En Balears hay muertos silenciosos; óbitos que, si bien sus circunstancias son publicadas en los medios, pasan desapercibidos por la sociedad. Solo son llorados por los próximos. ¿Estaremos ante una arista inédita de la teoría de la banalización del mal?

En las carreteras isleñas han muerto de enero a julio 30 personas, pero en los primeros días de agosto este número ya anda en la cuarentena. En el pasado fin de semana 9 personas perdieron la vida en el asfalto. Ayer mismo, un joven motorista fallecía en una zona turística. Durante todo el año 2015 los muertos fueron 33. En 2016 vamos camino de doblar la cifra.

La clave de la insensibilidad institucional y social se encuentra en la técnica del goteo Estos muertos por accidente no se producen de golpe sino de uno en uno en diversos lugares. Son un veneno social  de pequeñas dosis, lento pero letal. No quiero ni imaginar la movilización ciudadana y de los medios si se produjera un solo accidente que provocara 40 víctimas mortales. Décadas después todavía habría reseñas en las efemérides que publican los diarios.

En paralelo, este año se disparan igualmente los muertos por accidente laboral, la mayoría en el ámbito de la construcción. También de uno en uno, con total discreción mediática.

No parece que tal catástrofe levante el interés colectivo ni que se analicen en profundidad las causas. Se actúa como si las entrevistas de una encuesta se estudiaran una por una y no se tabularan para obtener información de conjunto de lo que está pasando.

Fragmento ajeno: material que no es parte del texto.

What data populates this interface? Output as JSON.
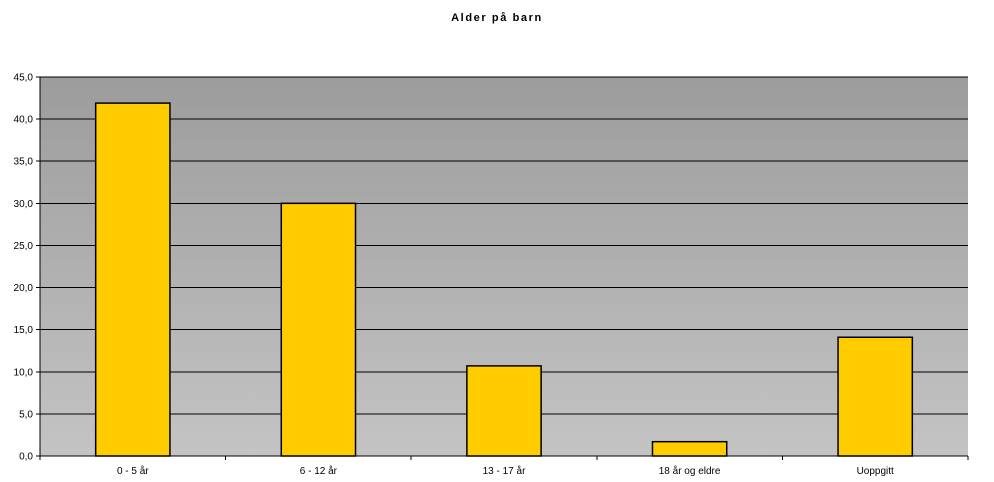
{
  "chart_data": {
    "type": "bar",
    "title": "Alder på barn",
    "xlabel": "",
    "ylabel": "",
    "categories": [
      "0 - 5 år",
      "6 - 12 år",
      "13 - 17 år",
      "18 år og eldre",
      "Uoppgitt"
    ],
    "values": [
      41.9,
      30.0,
      10.7,
      1.7,
      14.1
    ],
    "ylim": [
      0,
      45
    ],
    "yticks": [
      "0,0",
      "5,0",
      "10,0",
      "15,0",
      "20,0",
      "25,0",
      "30,0",
      "35,0",
      "40,0",
      "45,0"
    ],
    "grid": true,
    "legend": "none",
    "colors": {
      "bar_fill": "#FFCC00",
      "bar_stroke": "#000000",
      "plot_gradient_top": "#9C9C9C",
      "plot_gradient_bottom": "#C4C4C4",
      "gridline": "#000000"
    }
  }
}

 A bote pronto solo se me ocurre constatar la evidencia de que esta calamidad ocurre en el año de mayor masificación turística en Baleares y cuando la construcción emerge con cierta fuerza después de años de crisis. Seguro que los poderes públicos podrían ir más allá en el diagnóstico y el tratamiento de tanta sangría que, por muy silenciosa que sea, es dramática. El conjunto de la sociedad no se lo exigiremos; ya hemos banalizado esta vertiente ruinosa de nuestra civilización.